Environmental Impact: Very Poor
Bonds have achieved such a low score in this category purely because they don’t publish sufficient relevant information about their environmental policies. We believe that, as a shopper, you have the right to know how a brand’s production practices impact the environment.
Labour Conditions: Good
Bonds score much higher when it comes to their labour conditions, based on the 2017 Ethical Fashion Report which looks at criteria including payment of a living wage, transparency and worker empowerment. Bonds do a good job tracing their supply chain including final stage, inputs and raw materials, and they publicly list key suppliers along with their addresses and any subcontracting adheres to code standards. They also audit most of their traced facilities over a two-year period across the entire supply chain.
Finally, Bonds received a good score in relation to improving wages across their supply chain. These are solid achievements and Bonds should be commended for their overall treatment of their workers. However, Bonds miss out on the top score by having only minimal worker empowerment initiatives. For a company that lives by the motto “We don’t work for each other. We work with each other”, it just doesn’t make sense for them not to go that extra mile for their employees across the board.

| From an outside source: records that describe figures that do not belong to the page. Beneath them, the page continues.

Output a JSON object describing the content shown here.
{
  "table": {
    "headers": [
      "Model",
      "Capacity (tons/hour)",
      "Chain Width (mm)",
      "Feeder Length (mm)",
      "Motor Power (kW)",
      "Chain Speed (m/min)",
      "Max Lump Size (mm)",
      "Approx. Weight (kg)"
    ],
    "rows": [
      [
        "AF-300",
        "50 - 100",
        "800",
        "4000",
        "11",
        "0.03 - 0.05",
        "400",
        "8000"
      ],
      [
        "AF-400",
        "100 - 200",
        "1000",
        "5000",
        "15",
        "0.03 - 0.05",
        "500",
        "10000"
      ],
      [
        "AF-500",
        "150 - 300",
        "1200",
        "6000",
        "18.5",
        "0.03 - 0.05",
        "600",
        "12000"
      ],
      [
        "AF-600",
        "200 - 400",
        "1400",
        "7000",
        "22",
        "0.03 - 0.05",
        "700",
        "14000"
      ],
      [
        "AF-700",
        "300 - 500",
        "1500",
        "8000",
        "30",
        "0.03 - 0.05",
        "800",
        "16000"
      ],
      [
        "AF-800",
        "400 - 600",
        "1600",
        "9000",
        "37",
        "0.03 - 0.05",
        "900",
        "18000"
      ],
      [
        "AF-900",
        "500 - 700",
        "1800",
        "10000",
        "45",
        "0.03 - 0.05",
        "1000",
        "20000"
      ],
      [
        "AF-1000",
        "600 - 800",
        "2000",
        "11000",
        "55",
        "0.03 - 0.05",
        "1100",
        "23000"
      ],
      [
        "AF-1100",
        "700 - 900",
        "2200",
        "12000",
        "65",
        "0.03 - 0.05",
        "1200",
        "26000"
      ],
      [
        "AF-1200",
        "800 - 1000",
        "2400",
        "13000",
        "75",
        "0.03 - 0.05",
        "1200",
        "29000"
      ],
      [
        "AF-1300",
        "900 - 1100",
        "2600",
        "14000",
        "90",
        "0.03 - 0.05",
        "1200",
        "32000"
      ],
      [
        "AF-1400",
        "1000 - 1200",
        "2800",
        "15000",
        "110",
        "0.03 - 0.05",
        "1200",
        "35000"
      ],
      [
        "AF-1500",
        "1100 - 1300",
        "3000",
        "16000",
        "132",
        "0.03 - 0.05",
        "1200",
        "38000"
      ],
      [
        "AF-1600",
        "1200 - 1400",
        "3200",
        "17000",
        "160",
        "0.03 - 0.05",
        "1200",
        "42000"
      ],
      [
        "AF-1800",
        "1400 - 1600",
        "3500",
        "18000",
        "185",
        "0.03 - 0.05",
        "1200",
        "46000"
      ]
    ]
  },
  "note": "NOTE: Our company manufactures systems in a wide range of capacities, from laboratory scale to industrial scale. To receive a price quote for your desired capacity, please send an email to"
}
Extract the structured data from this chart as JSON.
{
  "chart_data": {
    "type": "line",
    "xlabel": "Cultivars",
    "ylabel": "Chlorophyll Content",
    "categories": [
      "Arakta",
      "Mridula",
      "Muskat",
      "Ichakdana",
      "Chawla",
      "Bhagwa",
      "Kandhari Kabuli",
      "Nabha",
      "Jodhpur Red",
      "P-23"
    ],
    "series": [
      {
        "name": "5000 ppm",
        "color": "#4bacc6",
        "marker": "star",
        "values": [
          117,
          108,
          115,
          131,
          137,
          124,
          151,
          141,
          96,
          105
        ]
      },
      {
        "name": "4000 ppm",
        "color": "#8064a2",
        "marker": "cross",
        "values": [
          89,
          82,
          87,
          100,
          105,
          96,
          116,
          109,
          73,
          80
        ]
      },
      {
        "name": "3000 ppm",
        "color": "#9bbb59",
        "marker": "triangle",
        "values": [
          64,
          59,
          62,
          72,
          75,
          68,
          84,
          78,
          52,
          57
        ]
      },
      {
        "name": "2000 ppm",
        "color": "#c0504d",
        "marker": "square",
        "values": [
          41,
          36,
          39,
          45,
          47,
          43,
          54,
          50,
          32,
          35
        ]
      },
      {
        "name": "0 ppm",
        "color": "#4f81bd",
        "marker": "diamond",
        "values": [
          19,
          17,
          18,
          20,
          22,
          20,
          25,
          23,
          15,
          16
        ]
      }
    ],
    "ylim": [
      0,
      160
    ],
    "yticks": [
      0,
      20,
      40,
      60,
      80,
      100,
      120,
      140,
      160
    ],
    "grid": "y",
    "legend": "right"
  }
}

Animal welfare: It’s a Start
While Bonds do not use fur, leather, angora, or exotic animal hair or skin, they do use wool and mohair without specifying sources. This means that their wool may not come from non-mulesed sheep, and that is a problem! The cruel mohair industry is also something you don’t want to support as a conscious consumer. It is simply unnecessary for Bonds to include such materials in their products when, so many ethical, plant-based alternatives exist.